Lorsque l’aide humanitaire ne respecte pas certains principes, les populations peuvent s’y opposer. D’où nécessité de veiller à la qualité de l’aide et l’implication des communautés.

Paradoxalement, les populations bénéficiaires peuvent empêcher l’accès humanitaire lorsque l’aide ne correspond pas à leurs besoins ou qu’elles ne sont pas suffisamment consultées et impliquées. L’accès est donc une construction conjointe entre les humanitaires et les bénéficiaires.

L’acceptation, l’autre face de l’accès humanitaire

L’aide humanitaire est soumise au principe de « ne pas nuire », ni aggraver la situation préexistante. Or, quand les populations la perçoivent comme potentiellement nuisible, elles peuvent la rejeter.

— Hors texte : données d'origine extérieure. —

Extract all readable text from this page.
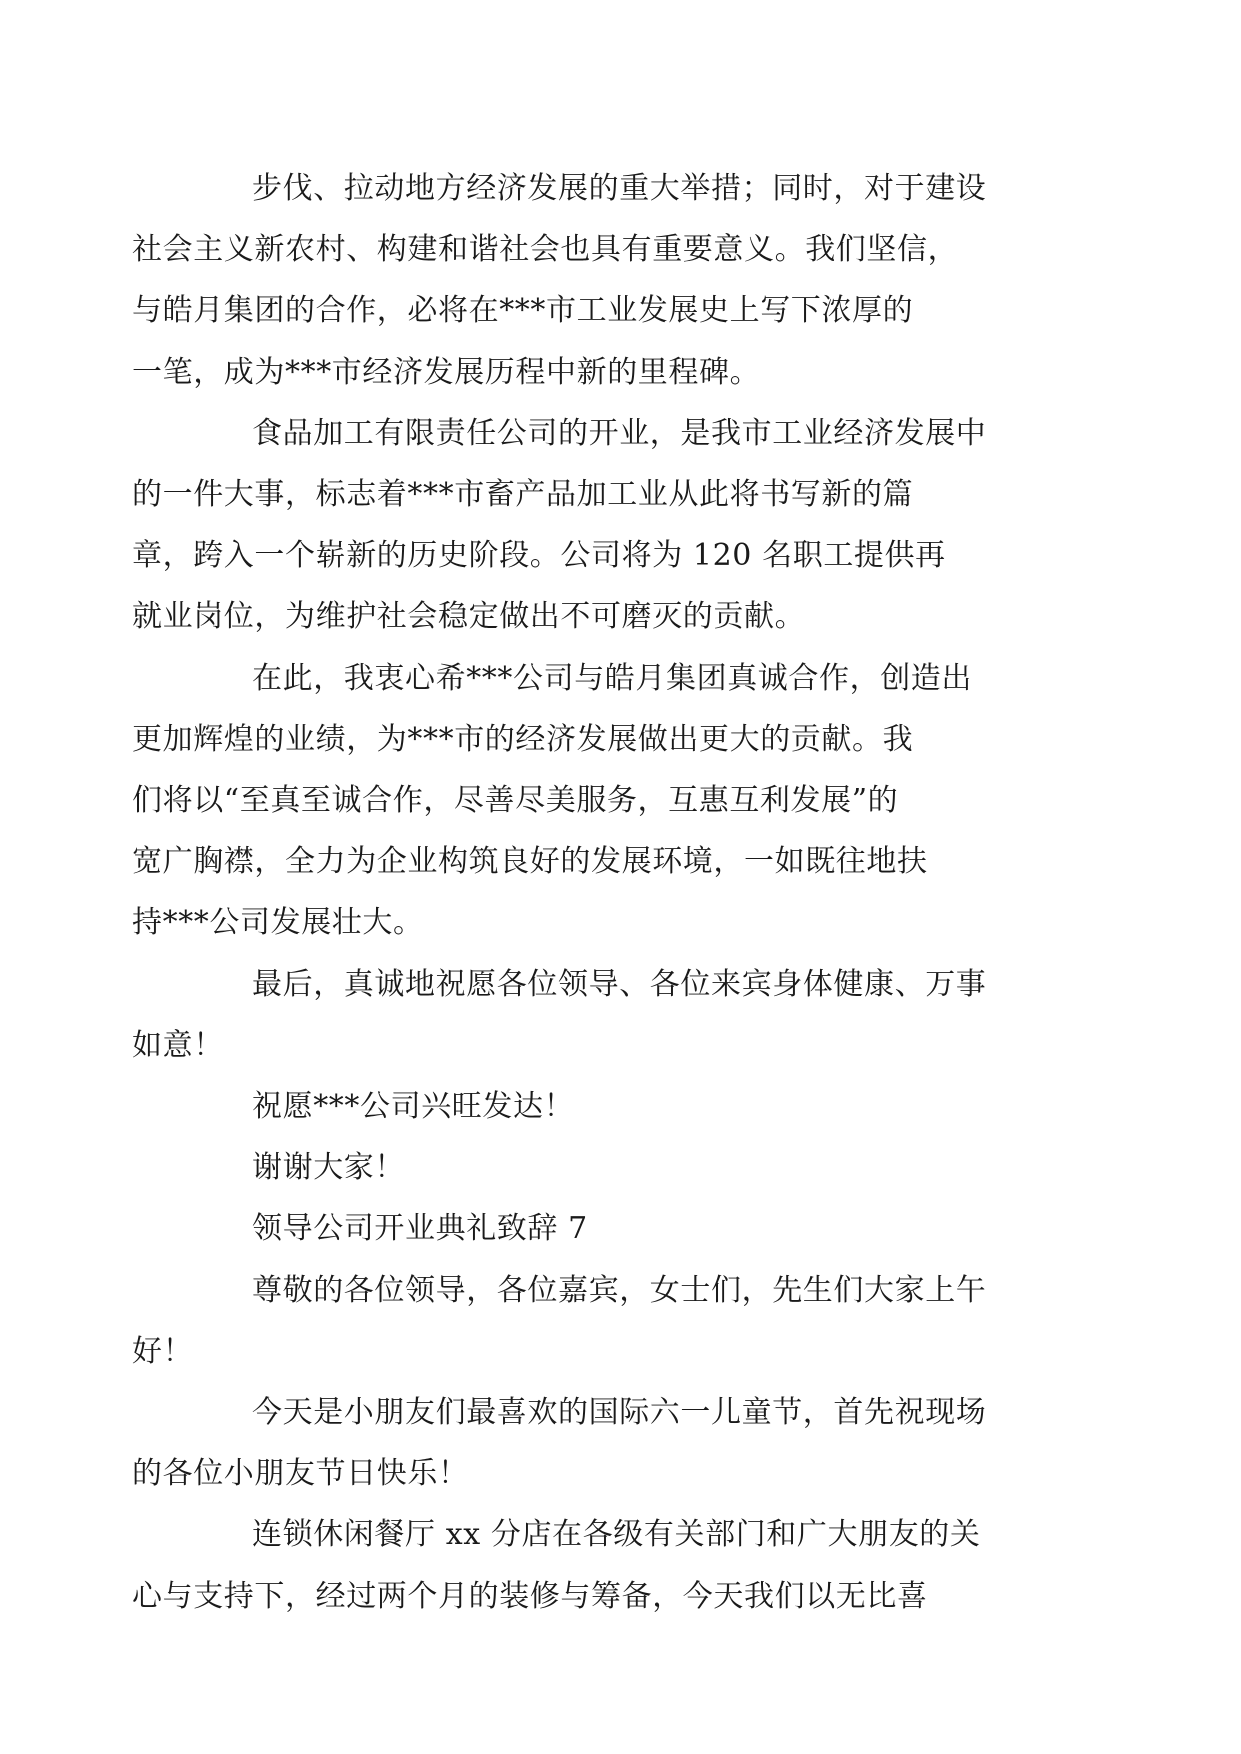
步伐、拉动地方经济发展的重大举措；同时，对于建设
社会主义新农村、构建和谐社会也具有重要意义。我们坚信，
与皓月集团的合作，必将在***市工业发展史上写下浓厚的
一笔，成为***市经济发展历程中新的里程碑。

食品加工有限责任公司的开业，是我市工业经济发展中
的一件大事，标志着***市畜产品加工业从此将书写新的篇
章，跨入一个崭新的历史阶段。公司将为 120 名职工提供再
就业岗位，为维护社会稳定做出不可磨灭的贡献。

在此，我衷心希***公司与皓月集团真诚合作，创造出
更加辉煌的业绩，为***市的经济发展做出更大的贡献。我
们将以“至真至诚合作，尽善尽美服务，互惠互利发展”的
宽广胸襟，全力为企业构筑良好的发展环境，一如既往地扶
持***公司发展壮大。

最后，真诚地祝愿各位领导、各位来宾身体健康、万事
如意！

祝愿***公司兴旺发达！

谢谢大家！

领导公司开业典礼致辞 7

尊敬的各位领导，各位嘉宾，女士们，先生们大家上午
好！

今天是小朋友们最喜欢的国际六一儿童节，首先祝现场
的各位小朋友节日快乐！

连锁休闲餐厅 xx 分店在各级有关部门和广大朋友的关
心与支持下，经过两个月的装修与筹备，今天我们以无比喜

En l’occurrence, des personnes n’ayant pas compris le processus de ciblage des bénéficiaires ont bloqué la distribution d’aide humanitaire. Dans ce cas, l’accès humanitaire ne peut être géré qu’avec une bonne communication communautaire.

Le retard ou la mauvaise qualité de l’aide complique l’accès

Par ailleurs, lorsque l’aide humanitaire est de mauvaise qualité ou qu’elle est retardée, les acteurs humanitaires peuvent perdre leur accès. Le cas des distributions de semences faites après la période agricole, qui démotive parfois les agriculteurs, et augmente la tension entre les humanitaires et les communautés. Même si ces défauts de qualité de l’aide sont involontaires (lenteur des procédures de dédouanement, insécurité) les tensions qu’ils suscitent peuvent compromettre l’accès.

 La participation et l’appropriation communautaire comme solution

Il est donc important d’encourager la participation communautaire pour créer un sentiment d’appropriation favorable à l’accès. Cela commence par la promotion du recrutement des nationaux. Car l’aide humanitaire doit s’adapter aux enjeux du renforcement des capacités locales et du transfert progressif des savoirs.

De plus, les communautés doivent ne plus simplement être des bénéficiaires de l’aide mais en devenir des parties prenantes dont l’une des missions serait de favoriser l’accès sans contrainte. Car les leaders communautaires contribuent à soutenir une pleine adhésion aux projets menés dans leurs communautés et à négocier l’accès humanitaire auprès des groupes armés.